Political analysts were quick to declare victory for Hillary Clinton after the Democratic nominee’s first debate with Donald Trump on Monday night, and a new Politico/Morning Consult poll shows roughly half of likely voters agree with that assessment.
According to the survey of likely voters conducted immediately after the debate at Hofstra University, 49 percent of respondents said Clinton won the first bout with her GOP foe. About one-fourth (26 percent) thought the New York businessman edged the former secretary of State, and about the same percentage (25 percent) were undecided.
Perceptions on debate performance mostly broke along partisan lines, but Republicans were more likely to declare Clinton the winner than Democrats were to state victory for her GOP counterpart. About one-fifth of Republicans (18 percent) said Clinton won the debate, compared with just 7 percent of Democrats who thought Trump was the victor. And 12 percent of Trump supporters gave Clinton the nod, whereas just 2 percent of Clinton backers named Trump the winner.
It’s a clear victory for Clinton, and it comes as both national and state polls have tightened over the past several weeks. She is off to a good start on the debate front, which Americans view as important in deciding how they will cast their vote in November. One-third of voters (34 percent) said debate performance will be a very important in how they vote, while 29 percent said it would be somewhat important, compared with 34 percent of voters said it wouldn’t be too important or not important at all.
But the impact of Monday’s debate is still small. Just 9 percent of voters said the debate changed their minds about who they will be voting for, while about eight out of 10 said it wouldn’t matter. Before the debate, Trump led Clinton by 1 point in the four-way race with Libertarian Party nominee Gary Johnson and Green Party candidate Jill Stein. But Clinton now leads Trump by 3 points (41 percent to 38 percent), and in a head-to-head scenario, she leads by 4 points (45 percent to 41 percent).
For two candidates who are historically unpopular, the debates represent some of their best, last chances to shape voters’ perceptions ahead of Election Day, and Trump did not fare comparatively well in that regard. Roughly four out of 10 voters (39 percent) said they viewed Clinton more favorably after the debate, compared with 30 percent for Trump.
And while the candidates can help their cases during the debates, most voters are still dismayed at their major-party choices in 2016. More than half of voters think the Republican and Democratic parties could have nominated better candidates than Clinton and Trump. About one out of four respondents (26 percent) think Trump is the best choice for Republicans, compared with one-third who think Clinton is the best Democrat for the job.

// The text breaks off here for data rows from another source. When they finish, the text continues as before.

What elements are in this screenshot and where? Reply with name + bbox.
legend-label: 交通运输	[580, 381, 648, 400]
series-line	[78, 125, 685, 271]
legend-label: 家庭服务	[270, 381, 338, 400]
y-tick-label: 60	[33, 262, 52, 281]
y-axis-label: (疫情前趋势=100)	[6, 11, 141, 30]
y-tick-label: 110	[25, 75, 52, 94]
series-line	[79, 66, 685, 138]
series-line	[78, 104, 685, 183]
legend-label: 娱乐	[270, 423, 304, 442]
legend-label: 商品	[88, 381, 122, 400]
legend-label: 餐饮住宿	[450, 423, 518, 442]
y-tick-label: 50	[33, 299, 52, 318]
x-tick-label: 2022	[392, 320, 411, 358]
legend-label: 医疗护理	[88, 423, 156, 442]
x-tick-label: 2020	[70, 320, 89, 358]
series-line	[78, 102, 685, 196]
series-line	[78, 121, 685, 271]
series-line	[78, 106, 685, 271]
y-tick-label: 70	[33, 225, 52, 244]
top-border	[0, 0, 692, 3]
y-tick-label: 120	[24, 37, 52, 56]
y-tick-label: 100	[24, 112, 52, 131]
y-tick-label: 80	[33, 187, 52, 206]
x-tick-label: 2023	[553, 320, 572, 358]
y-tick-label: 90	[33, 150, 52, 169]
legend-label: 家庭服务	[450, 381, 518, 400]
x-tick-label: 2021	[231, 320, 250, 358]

That goes some way to explaining the relatively high support for third-party candidates, who have been a factor in polls. Indeed, more than four in 10 voters thought Libertarian Party nominee Gary Johnson and Green Party nominee Jill Stein should have made the debate stage.
Nielsen declared the much-hyped event the most-watched presidential debate of all time — at roughly 84 million viewers — and a large majority of our poll respondents tuned in. Seven out of 10 (72 percent) respondents said they watched the debate, while only 27 percent did not. More than half of voters who tuned in (55 percent) said they watched all of it, with another 44 percent saying they watched most or some of it.
A plurality of voters (42 percent) thought that moderator Lester Holt — who pressed Trump repeatedly on his past stances on the Iraq War and President Obama’s birthplace — was fair and impartial. But more than one-fourth of respondents (27 percent) thought he was favorable to Clinton. Just 2 percent thought the NBC news anchor was more favorable to Trump.
The prospect of live fact-checking during the debate was a subject of vigorous argument ahead of Monday’s event, and voters found Clinton to be more correct in her claims. Almost half of voters (48 percent) thought Trump made the most factual errors in the debate, compared with one-third who said Clinton did.
The reception to the debate itself was generally positive. More than half of voters thought it was informative (55 percent) and entertaining (62 percent). Half of voters said it was something they would watch again, and more than one-third (37 percent) said it would help them make up their mind.
But given that more than one-third of voters (36 percent) called it depressing, almost one-fifth (18 percent) said it was boring, and 30 percent described it as awful, it’s clear that there’s plenty of angst among the American electorate ahead of decision day.
The national survey, fielded immediately after Monday’s debate ended, polled 1,421 registered voters and 1,253 likely voters, from Sept. 26-27 for a margin of error of plus or minus 3 percentage points.